麻生太郎副総理兼財務相が、自民党総裁選(7日告示、20日投開票)に絡み、党首の「顔」「雰囲気」に言及した。
石破茂元幹事長は「暗い」として、選挙を戦ううえで、安倍晋三首相(総裁)の方がふさわしいと主張したのだ。
失言・暴言のように報じたメディアもあるが、党首が体現する雰囲気は、組織の士気やイメージにかかわる。
リーダーの条件として、意外と本質を突いているのではないか。
「(総裁選の)候補者は2人しかいない。どちらの顔で選挙したいか。暗いより、明るい方がいいのではないか」
麻生氏は4日、熊本県益城町の党会合で講演した際、石破氏と安倍首相の表情や雰囲気を念頭に、こう述べた。
安倍首相が2012年以降、衆院選(3回)と参院選(2回)で連勝していることや、国際社会の評価が高い点を挙げ、「代える以上は、前より良くなくてはおかしい。もう1人の顔は、そうなる可能性があるのか。よく顔を見てもらいたい」とも強調した。
麻生氏独特の皮肉を込めた表現であることは間違いないが、そもそも、麻生氏には、石破氏に対する抜きがたい不信感がある。
これまでも、麻生氏は、石破氏が「派閥を解消する」と言いながら石破派を結成した“言行不一致”を批判してきた。
8月に笹川陽平日本財団会長の別荘で、安倍首相や森喜朗、小泉純一郎両元首相と会食した際は、石破氏が1993年の野党転落時に離党したことを念頭に、「苦しいときこそ、人間性が分かる」と語った。

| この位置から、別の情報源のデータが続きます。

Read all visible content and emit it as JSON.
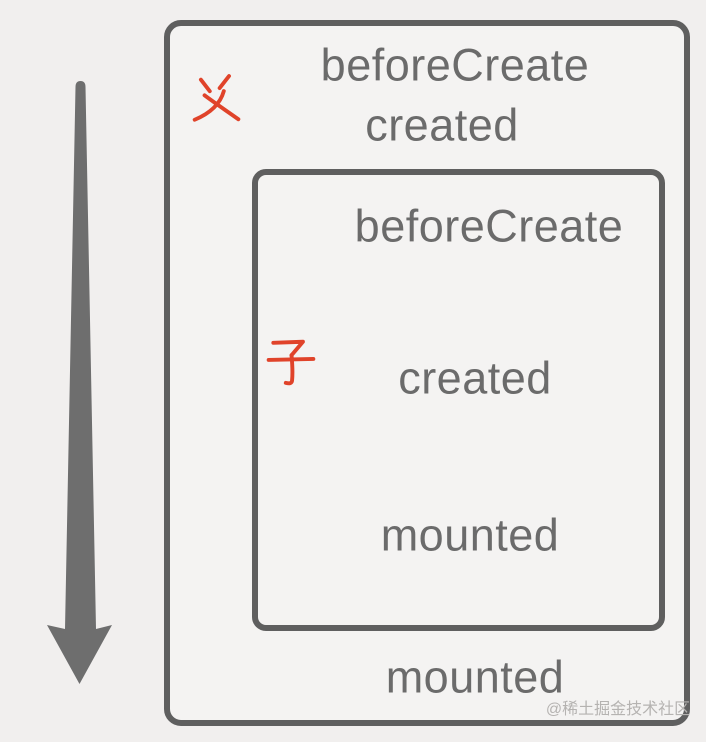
{
  "diagram": {
    "parent": {
      "marker": "父",
      "before_create": "beforeCreate",
      "created": "created",
      "mounted": "mounted"
    },
    "child": {
      "marker": "子",
      "before_create": "beforeCreate",
      "created": "created",
      "mounted": "mounted"
    },
    "watermark": "@稀土掘金技术社区"
  },
  "icons": {
    "flow_arrow": "down-arrow-icon",
    "parent_marker_glyph": "father-character-glyph",
    "child_marker_glyph": "child-character-glyph"
  },
  "colors": {
    "background": "#f1efee",
    "box_fill": "#f4f3f2",
    "box_border": "#5f5f5f",
    "text": "#6b6b6b",
    "marker": "#e0432a",
    "arrow": "#6e6e6e",
    "watermark": "#b5b3b1"
  }
}
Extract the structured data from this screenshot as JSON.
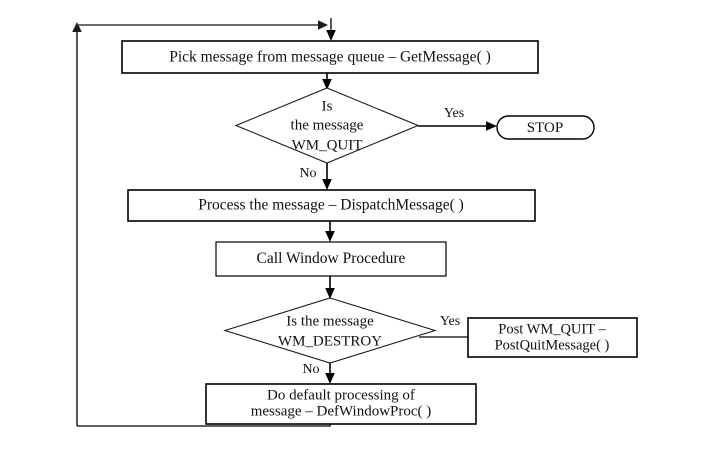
{
  "diagram": {
    "title": "Windows message loop flowchart",
    "type": "flowchart",
    "background_color": "#ffffff",
    "line_color": "#000000",
    "loop_line_color": "#3d3d3d",
    "text_color": "#111111"
  },
  "nodes": {
    "pick_message": {
      "shape": "process",
      "label": "Pick message from message queue – GetMessage( )"
    },
    "decision_quit": {
      "shape": "decision",
      "line1": "Is",
      "line2": "the message",
      "line3": "WM_QUIT"
    },
    "stop": {
      "shape": "terminal",
      "label": "STOP"
    },
    "process_message": {
      "shape": "process",
      "label": "Process the message  –  DispatchMessage( )"
    },
    "call_window_procedure": {
      "shape": "process",
      "label": "Call Window Procedure"
    },
    "decision_destroy": {
      "shape": "decision",
      "line1": "Is the message",
      "line2": "WM_DESTROY"
    },
    "post_quit": {
      "shape": "process",
      "line1": "Post WM_QUIT –",
      "line2": "PostQuitMessage( )"
    },
    "default_processing": {
      "shape": "process",
      "line1": "Do default processing of",
      "line2": "message – DefWindowProc( )"
    }
  },
  "edges": {
    "quit_yes": "Yes",
    "quit_no": "No",
    "destroy_yes": "Yes",
    "destroy_no": "No"
  }
}
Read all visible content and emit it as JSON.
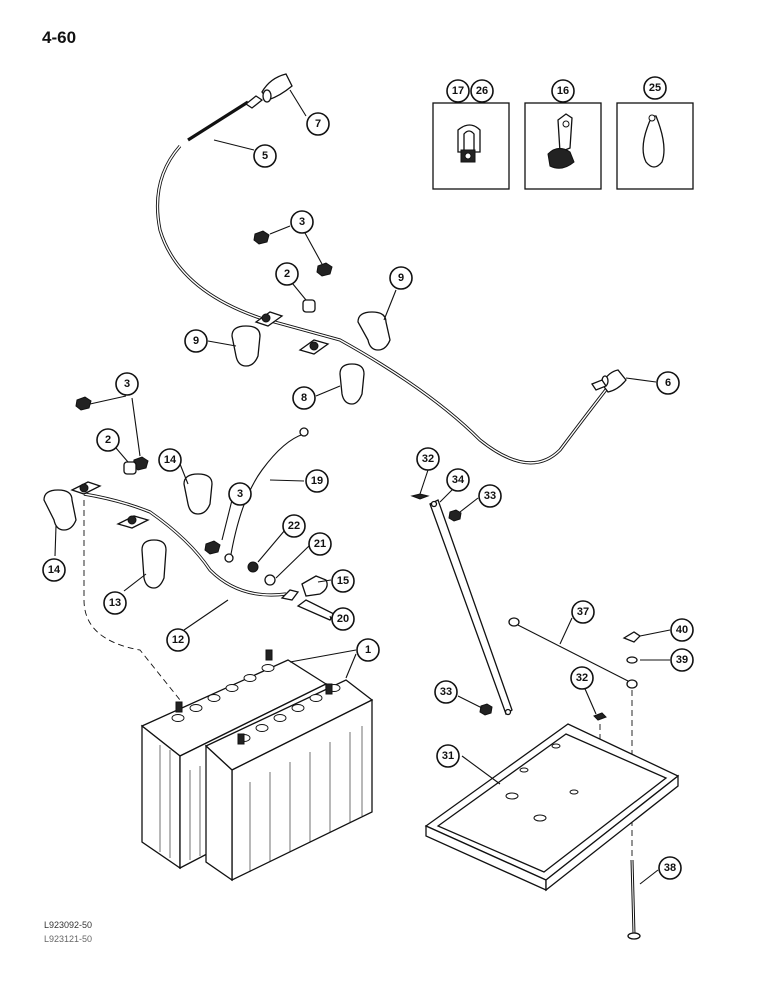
{
  "page": {
    "number": "4-60"
  },
  "references": {
    "line1": "L923092-50",
    "line2": "L923121-50"
  },
  "callouts": {
    "c1": "1",
    "c2a": "2",
    "c2b": "2",
    "c3a": "3",
    "c3b": "3",
    "c3c": "3",
    "c5": "5",
    "c6": "6",
    "c7": "7",
    "c8": "8",
    "c9a": "9",
    "c9b": "9",
    "c12": "12",
    "c13": "13",
    "c14a": "14",
    "c14b": "14",
    "c15": "15",
    "c16": "16",
    "c17": "17",
    "c19": "19",
    "c20": "20",
    "c21": "21",
    "c22": "22",
    "c25": "25",
    "c26": "26",
    "c31": "31",
    "c32a": "32",
    "c32b": "32",
    "c33a": "33",
    "c33b": "33",
    "c34": "34",
    "c37": "37",
    "c38": "38",
    "c39": "39",
    "c40": "40"
  }
}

そして、総裁選告示直前に、リーダーとしての「顔」「雰囲気」に踏み込んだわけだ。
プロ野球の監督もそうだが、組織のトップが「陽性」の方が、部下や選手は生き生きとする。
政治評論家の伊藤達美氏は「総裁選は、人材の多様性を前向きにアピールする機会のはずだ。石破氏は、安倍首相に比べて表情が暗く、『個人攻撃をしている』『後ろから鉄砲を撃っている』というマイナスイメージが強い。もっと自分の政策を前面に出すべきだ。党首が暗い表情では、議員も選挙を戦いづらいだろう。その意味で、麻生氏の発言は的を射ている」と話した。